Passport Issues

Passport Issues

Fact Sheet on US Passports

General Information

• By federal statute, the Secretary of State may issue a U.S. passport only to United States citizens and nationals.
• Every United States citizen is entitled to a U.S. passport provided that they, or an adult acting on a child’s behalf, comply with all applicable requirements, and that there is no statutory or regulatory reason to deny the passport.
• A U.S. passport is issued to each eligible applicant.
• Children may acquire the citizenship of a non-U.S. citizen parent and potentially have a passport from both the U.S. and the country of the non-U.S. citizen parent’s citizenship at the same time.

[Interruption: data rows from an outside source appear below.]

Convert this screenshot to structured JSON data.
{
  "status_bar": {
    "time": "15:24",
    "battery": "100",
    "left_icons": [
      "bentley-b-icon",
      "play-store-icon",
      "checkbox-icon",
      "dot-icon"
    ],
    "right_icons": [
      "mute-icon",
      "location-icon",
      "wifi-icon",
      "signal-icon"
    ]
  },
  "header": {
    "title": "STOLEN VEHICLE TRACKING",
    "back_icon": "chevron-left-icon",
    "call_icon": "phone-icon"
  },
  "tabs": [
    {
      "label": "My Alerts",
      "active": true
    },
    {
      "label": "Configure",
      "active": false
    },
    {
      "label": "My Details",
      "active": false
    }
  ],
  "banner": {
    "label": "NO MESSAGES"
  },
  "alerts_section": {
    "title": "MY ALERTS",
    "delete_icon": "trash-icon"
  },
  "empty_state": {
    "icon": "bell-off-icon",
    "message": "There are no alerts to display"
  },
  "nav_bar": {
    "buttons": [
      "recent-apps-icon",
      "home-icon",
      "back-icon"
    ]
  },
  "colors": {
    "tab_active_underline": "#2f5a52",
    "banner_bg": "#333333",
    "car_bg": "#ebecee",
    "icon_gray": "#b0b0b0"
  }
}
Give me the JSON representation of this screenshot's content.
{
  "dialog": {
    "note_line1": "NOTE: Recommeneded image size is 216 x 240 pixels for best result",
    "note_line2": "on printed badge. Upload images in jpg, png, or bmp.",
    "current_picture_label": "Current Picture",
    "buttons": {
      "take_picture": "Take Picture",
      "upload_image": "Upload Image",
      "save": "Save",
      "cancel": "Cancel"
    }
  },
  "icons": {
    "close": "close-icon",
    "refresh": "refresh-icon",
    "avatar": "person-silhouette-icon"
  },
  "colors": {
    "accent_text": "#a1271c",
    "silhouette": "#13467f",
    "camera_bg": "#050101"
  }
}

• A minor is defined for passport purposes as an unmarried, unemancipated person under the age of 18.
• Passport applications for minors under age 16 must be filed in person by a parent, or by an individual specifically authorized as a person in loco parentis, with the minor present.
• Applications for minors under age 16 must be accompanied by documentation of the minor’s U.S. citizenship, identity and compliance with the Two-Parent Consent Law.
• Grandparents may not apply for the passport of a grandchild unless they have a document of guardianship or written authority that complies with the Two-Parent Consent Law.
• Minors who are 16 years and older may sign their own passport application if they and one parent appear with proper identification.

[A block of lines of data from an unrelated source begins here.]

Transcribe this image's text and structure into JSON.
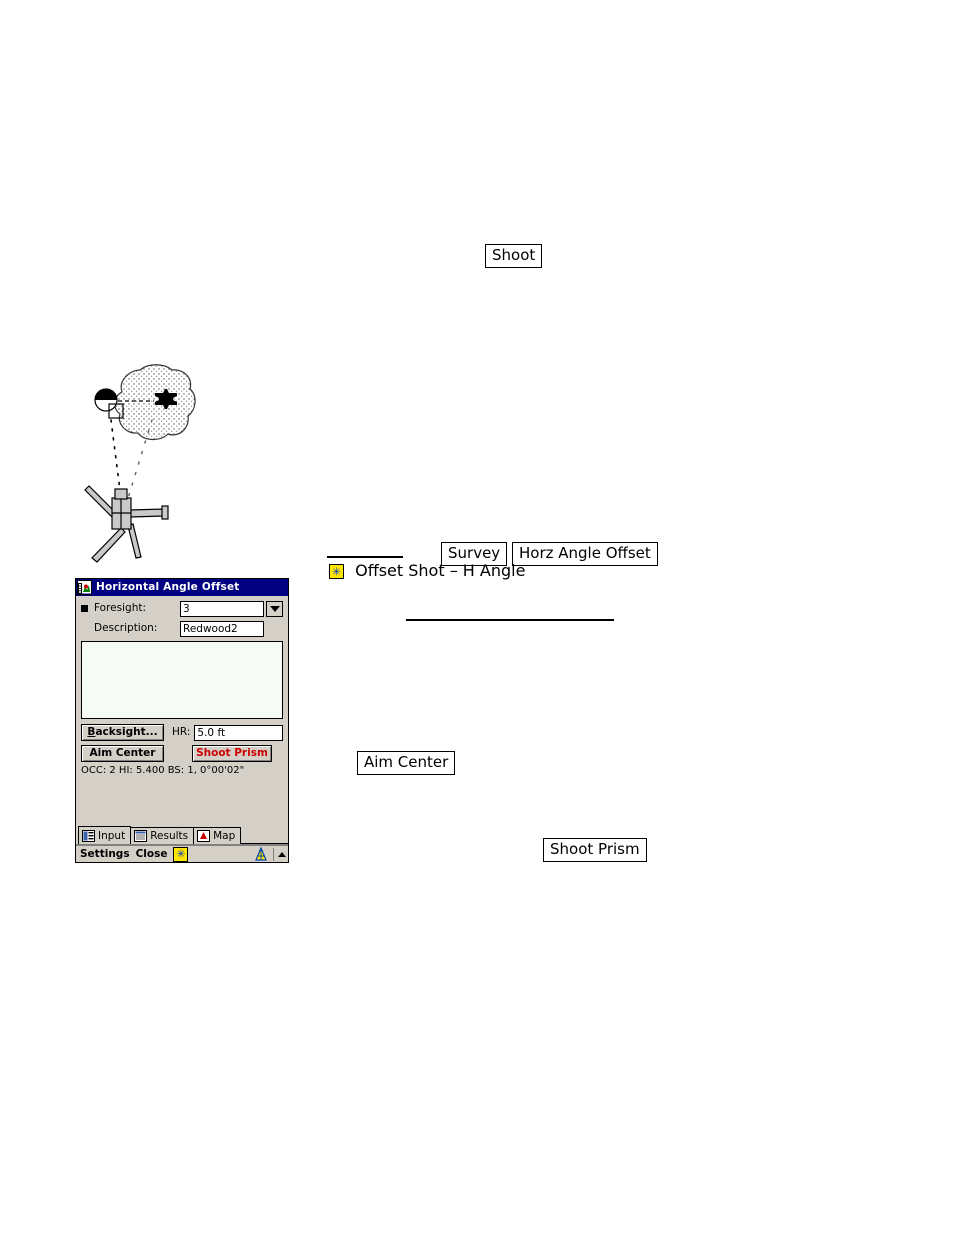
{
  "document": {
    "shoot_button_label": "Shoot",
    "survey_box_label": "Survey",
    "horz_angle_offset_box_label": "Horz Angle Offset",
    "offset_shot_menu_label": "Offset Shot – H Angle",
    "aim_center_box_label": "Aim Center",
    "shoot_prism_box_label": "Shoot Prism"
  },
  "illustration": {
    "name": "tree-canopy-prism-total-station-diagram",
    "tree_label": "tree-canopy",
    "prism_label": "prism-target",
    "center_label": "tree-center-cross",
    "instrument_label": "total-station-tripod"
  },
  "pda": {
    "title": "Horizontal Angle Offset",
    "title_icon": "app-icon",
    "fields": {
      "foresight_label": "Foresight:",
      "foresight_value": "3",
      "description_label": "Description:",
      "description_value": "Redwood2"
    },
    "buttons": {
      "backsight": "Backsight...",
      "aim_center": "Aim Center",
      "shoot_prism": "Shoot Prism"
    },
    "hr": {
      "label": "HR:",
      "value": "5.0 ft"
    },
    "status": "OCC: 2  HI: 5.400  BS: 1, 0°00'02\"",
    "tabs": [
      {
        "label": "Input",
        "icon": "input-form-icon",
        "active": true
      },
      {
        "label": "Results",
        "icon": "results-list-icon",
        "active": false
      },
      {
        "label": "Map",
        "icon": "map-icon",
        "active": false
      }
    ],
    "command_bar": {
      "settings": "Settings",
      "close": "Close",
      "star_icon": "star-badge-icon",
      "tripod_icon": "tripod-icon",
      "caret_icon": "up-caret-icon"
    },
    "colors": {
      "titlebar": "#000080",
      "face": "#d4d0c8",
      "shoot_prism_text": "#cc0000",
      "star_badge": "#ffe600"
    }
  }
}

Passport Restrictions for Minors
• A state court has the authority to order a parent, possessing a child’s passport, to surrender the passport to the court or the court’s designee.
• Such an order is enforceable by the court’s authorities under its state’s law.
• The court may hold the passport as long as it deems necessary to reduce the likelihood of the removal of a minor child from the United States.
• In such cases, the action to withhold the passport should be reported to the Office of Children’s Issues to prevent unauthorized attempts to replace it.
• Questions about the possible value of passport revocation should be sent to the Office of Adjudication.
• At the request of either parent or his/her attorney, the Department of State will give effect to the intent of state civil court orders regarding a child’s custody and/or travel by denying a minor child’s passport when appropriate. A request for passport denial should be sent to the Office of Children’s Issues.
• A parent or attorney may request to place the child’s name in the Children’s Passport Issuance Alert Program (CPIAP) lookout system. Under this system, the Department of State will notify the requesting parent or attorney that a passport application is being filed for the child. In these cases, if the Department has a court order granting sole custody to one parent or restricting the child’s travel on file, the passport would be denied.
• Unless parental rights have been removed, either parent, with or without custody, can obtain information about his/her minor child’s passport status as part of a passport restriction request. Certified copies of a child’s passport application can be obtained from:
U.S. Department of State
44132 Mercure Circle
PO Box 1227
Sterling, VA 20166-1227

Assistance to Law Enforcement Agencies in Abduction Cases
• Appropriate law enforcement agencies may place the name of an adult, subject to a Federal Warrant for Parental Child Abduction or Unlawful Flight to Avoid Prosecution, into the Department’s passport name check system.
• This action can assist in locating the fugitive, prevent future passport issuance to them or force their return to the United States from a foreign country.
• A passport may be revoked where the person obtained their passport fraudulently, the passport was issued in error, the person’s certificate of naturalization was cancelled by a federal court, or the person would not be entitled to a new passport under 22 C.F.R. 51.70 (a) or (b). Please note that the physical revocation of a passport is often difficult.
• Often, when foreign law enforcement agencies are informed by the Department that the passport of a U.S. citizen in foreign custody has been revoked, they will deport the person under escort because of that person’s status as an undocumented alien.
• Thus, passport revocation (or the threat of passport revocation) is especially valuable when attempting to convince a parental kidnapper to return, with the child, to the United States.
• To begin the revocation process, law enforcement officers should make a request, in writing, to the Office of Adjudication.
Civil Law Enforcement Requests Relating to an Adult • Upon written request from the presiding judge in a domestic civil suit, passport information may be released to the court relating to a party who has been ordered to surrender their U.S. passport.
• The Department of State will release information about the person’s current passport status to a requesting judge and will inform the judge if that person applies for a new passport.
• Passport issuance will not be denied based on the request, but the judge can invoke state civil contempt sanctions based on the information.
• If requested to do so by the court, issuance of the passport may be delayed for a minimal period of time – generally 10 days. This can be helpful to prevent a parent’s use of a passport in international child abduction when the judge has placed a passport restriction as a condition of visitation or other parental privilege.
• Judges may request information about a party whom they have ordered to turn in their current passport by writing to the Office of Adjudication.